Let’s see why this is so important
Baking soda is actually a type of salt as is made by mixing molecules of Carbon, Sodium, Hydrogen and Oxygen. All pretty potent stuff. You can see why when you introduce some citric acid and H2O into the mix, how things get pretty wild.
You can not make a bath bomb without baking soda as it is required to react with the citric acid. When both of these ingredients react with one another with the help of water, they change chemically and form sodium ions, citric acid ions, carbon dioxide gas, and water. Carbon dioxide gas is also normally found in our air.
These molecules are not so much the ingredients as creating an ingredient themselves. Sodium Bicarbonate is the correct name for the product.
In the UK Baking soda is also known as Bircarbonate of Soda.
Are there alternatives for Baking Soda in Bath Bombs
There really are no alternatives to baking soda for bath bombs because it is an alkaline salt that is required to make the carbon dioxide gas that is created in the reaction and thus provides the fizz in a bath bomb.
If you do not create carbon dioxide, you don’t get fizz and without fizz, your bath bomb is going to dissolve slowly in the bath with no reaction whatsoever.
I mean feasible you have a ball of powder, that could release essential oils and milk powders, some suds, [if you wind the water up a bit], but the ‘Bomb’ bit, that fizzes and get the bath bomb to spin, is not going to be there and will probably lead to a pretty disappointing bath time experience all in all,
I’ve not actually tried this but it has just dawned on me that without baking soda, the density of the mix might be heavier and the bath bomb would sink!
Ah, Man!!< This is not going to be a good bath bomb at all! It’ll just be a slowly dissolving lump of something on the bottom.
In fact, it is the chemical reaction between the baking soda and the citric acid hitting the bath water makes the bath bomb fizz, in turn, speeding up the dissolving process. Chances are, without baking soda, your non-baking-soda-bath-bomb is not even going to dissolve, and sit on the bottom of the bath looking as sad as you will be sitting there in tepid water without the sign of a single bubble!
If you want to make a bath bomb, it will require baking soda. End of story!
But what about Sesquicarbonate?
What about what?
Sodium sesquicarbonate is a common ingredient in bath salts, swimming pools, and other household uses. It is also used as an alkalinity source for water treatment and to replace the trisodium phosphate in heavy duty cleaning.
Ok, so there is one alternative, but the chances are if you do not have baking soda in the house, you almost certainly do not have any sesquicarbonate https://en.wikipedia.org/wiki/Sodium_sesquicarbonate and if you are thinking about running out to get some, you might just as well get some baking soda while you are there, negating the needs for the tricky to say https://en.wikipedia.org/wiki/Sodium_sesquicarbonate sesquicarbonate anyway.

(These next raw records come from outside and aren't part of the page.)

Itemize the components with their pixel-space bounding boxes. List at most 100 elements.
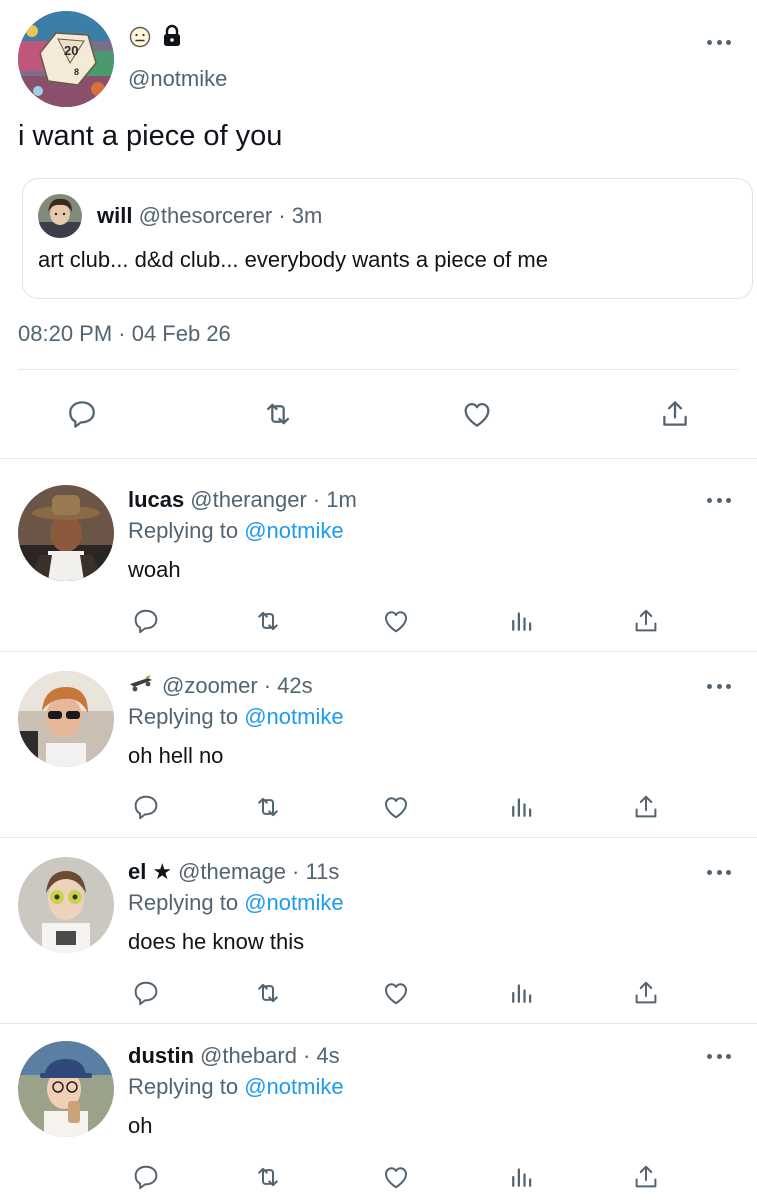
reply-time: · 1m <box>312 487 357 512</box>
share-icon <box>635 795 657 818</box>
retweet-icon <box>258 797 278 817</box>
reply-author-name[interactable]: dustin <box>128 1043 194 1069</box>
like-button[interactable] <box>376 604 416 638</box>
more-options-icon[interactable] <box>707 868 731 876</box>
heart-icon <box>385 797 407 819</box>
replying-to-label: Replying to <box>128 704 239 729</box>
reply-button[interactable] <box>126 1160 166 1194</box>
analytics-button[interactable] <box>502 1160 542 1194</box>
reply-button[interactable] <box>126 604 166 638</box>
quoted-tweet-time: · 3m <box>278 203 323 228</box>
reply-author-name[interactable]: lucas <box>128 487 184 513</box>
reply-author-handle[interactable]: @zoomer <box>162 673 258 699</box>
more-options-icon[interactable] <box>707 1052 731 1060</box>
retweet-button[interactable] <box>248 790 288 824</box>
quoted-tweet-card[interactable]: will @thesorcerer · 3m art club... d&d c… <box>22 178 753 299</box>
replying-to-line: Replying to @notmike <box>128 890 344 916</box>
analytics-button[interactable] <box>502 790 542 824</box>
reply-author-handle[interactable]: @thebard <box>200 1043 297 1069</box>
share-button[interactable] <box>626 790 666 824</box>
retweet-icon <box>266 403 290 425</box>
analytics-icon <box>512 984 532 1003</box>
name-badge: ★ <box>152 859 173 884</box>
tweet-timestamp[interactable]: 08:20 PM · 04 Feb 26 <box>18 321 231 347</box>
skateboard-emoji-icon <box>128 673 154 699</box>
retweet-button[interactable] <box>248 976 288 1010</box>
reply-text: does he know this <box>128 929 305 954</box>
divider <box>18 369 739 370</box>
replying-to-link[interactable]: @notmike <box>244 704 343 729</box>
reply-icon <box>134 795 158 820</box>
divider <box>0 837 757 838</box>
reply-icon <box>134 1165 158 1190</box>
avatar[interactable]: 20 8 <box>18 11 114 107</box>
analytics-icon <box>512 1168 532 1187</box>
retweet-button[interactable] <box>258 394 298 434</box>
quoted-author-line: will @thesorcerer · 3m <box>97 203 322 229</box>
reply-author-line: @zoomer · 42s <box>128 673 313 699</box>
replying-to-line: Replying to @notmike <box>128 704 344 730</box>
more-options-icon[interactable] <box>707 38 731 46</box>
reply-button[interactable] <box>62 394 102 434</box>
reply-author-handle[interactable]: @themage <box>178 859 286 885</box>
divider <box>0 458 757 459</box>
more-options-icon[interactable] <box>707 496 731 504</box>
reply-time: · 42s <box>263 673 313 698</box>
avatar[interactable] <box>18 857 114 953</box>
tweet-text: i want a piece of you <box>18 120 283 152</box>
replying-to-label: Replying to <box>128 518 239 543</box>
divider <box>0 1023 757 1024</box>
lock-icon <box>161 24 183 48</box>
heart-icon <box>385 611 407 633</box>
like-button[interactable] <box>376 1160 416 1194</box>
reply-icon <box>134 609 158 634</box>
share-icon <box>635 1165 657 1188</box>
svg-text:8: 8 <box>74 67 79 77</box>
like-button[interactable] <box>457 394 497 434</box>
like-button[interactable] <box>376 976 416 1010</box>
avatar[interactable] <box>18 485 114 581</box>
reply-button[interactable] <box>126 790 166 824</box>
reply-icon <box>69 401 95 428</box>
author-handle[interactable]: @notmike <box>128 66 227 92</box>
divider <box>0 651 757 652</box>
avatar[interactable] <box>18 671 114 767</box>
share-button[interactable] <box>626 604 666 638</box>
reply-author-line: lucas @theranger · 1m <box>128 487 357 513</box>
analytics-icon <box>512 798 532 817</box>
like-button[interactable] <box>376 790 416 824</box>
retweet-icon <box>258 611 278 631</box>
share-icon <box>635 981 657 1004</box>
share-button[interactable] <box>626 976 666 1010</box>
replying-to-link[interactable]: @notmike <box>244 518 343 543</box>
heart-icon <box>385 983 407 1005</box>
reply-author-handle[interactable]: @theranger <box>190 487 307 513</box>
reply-author-name[interactable]: el <box>128 859 146 885</box>
analytics-button[interactable] <box>502 976 542 1010</box>
reply-time: · 4s <box>302 1043 340 1068</box>
analytics-button[interactable] <box>502 604 542 638</box>
reply-text: oh <box>128 1113 153 1138</box>
quoted-tweet-text: art club... d&d club... everybody wants … <box>38 247 548 272</box>
retweet-icon <box>258 983 278 1003</box>
reply-icon <box>134 981 158 1006</box>
replying-to-line: Replying to @notmike <box>128 518 344 544</box>
quoted-author-handle[interactable]: @thesorcerer <box>139 203 273 228</box>
heart-icon <box>464 402 490 427</box>
replying-to-link[interactable]: @notmike <box>244 1074 343 1099</box>
share-button[interactable] <box>655 394 695 434</box>
d20-die-avatar-image: 20 8 <box>18 11 114 107</box>
replying-to-link[interactable]: @notmike <box>244 890 343 915</box>
replying-to-label: Replying to <box>128 1074 239 1099</box>
svg-text:20: 20 <box>64 43 78 58</box>
replying-to-line: Replying to @notmike <box>128 1074 344 1100</box>
reply-text: woah <box>128 557 181 582</box>
quoted-author-name[interactable]: will <box>97 203 132 228</box>
reply-button[interactable] <box>126 976 166 1010</box>
retweet-button[interactable] <box>248 1160 288 1194</box>
share-button[interactable] <box>626 1160 666 1194</box>
heart-icon <box>385 1167 407 1189</box>
avatar[interactable] <box>18 1041 114 1137</box>
retweet-button[interactable] <box>248 604 288 638</box>
more-options-icon[interactable] <box>707 682 731 690</box>
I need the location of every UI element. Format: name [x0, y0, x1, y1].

The fact is, the product is not so far removed from baking soda in molecular structure anyway and will already be found in many cosmetic products including bath salts.
Although it is quite off-putting when you hear these chemical names that you are not familiar with suddenly crop up.
So yea, you can make bath bombs without bicarbonate of soda, but you’ll have to use something that is about as close to bicarbonate of soda that you could possibly find
Bath Bomb Recipe Including Baking Soda
This is a simple recipe to make bath bombs at home using Baking soda. As discussed, you are not going to be able to make this recipe up without the main ingredient, and there is no replacement.
- 1 cup baking soda
- 1/2 cup citric acid
- 1/2 cup epsom salt
- 1/2 cup cornstarch
- 2 1/2 tablespoons oil
- 3/4 tablespoon water
- 12-15 drops essential oil
- Bath bomb molds
Mix the dry ingredients together to begin with and remember, the longer you take over this part of the method, the better the final result will be. Never underestimate the importance of a really good thorough mix of the dry ingredients.
Then mix the wet ingredients [not the water], so your carrier oil, coconut or almond is best, but olive oil will do, and the essential oils.
Introduce that to the dry mix and combine, and then spray the water finely, slowly and carefully to assist with the mixing yet further.
Depending on the size of mold you use, you should get a nice batch of 6-12 bath bombs.
Leave them to dry for 24-48 hours, and you are good to go.
So, we didn’t find a realistic alternative to bath bombs without baking soda, so you’ll have to get some but there’s a real simple recipe there to get you going again when you have restocked.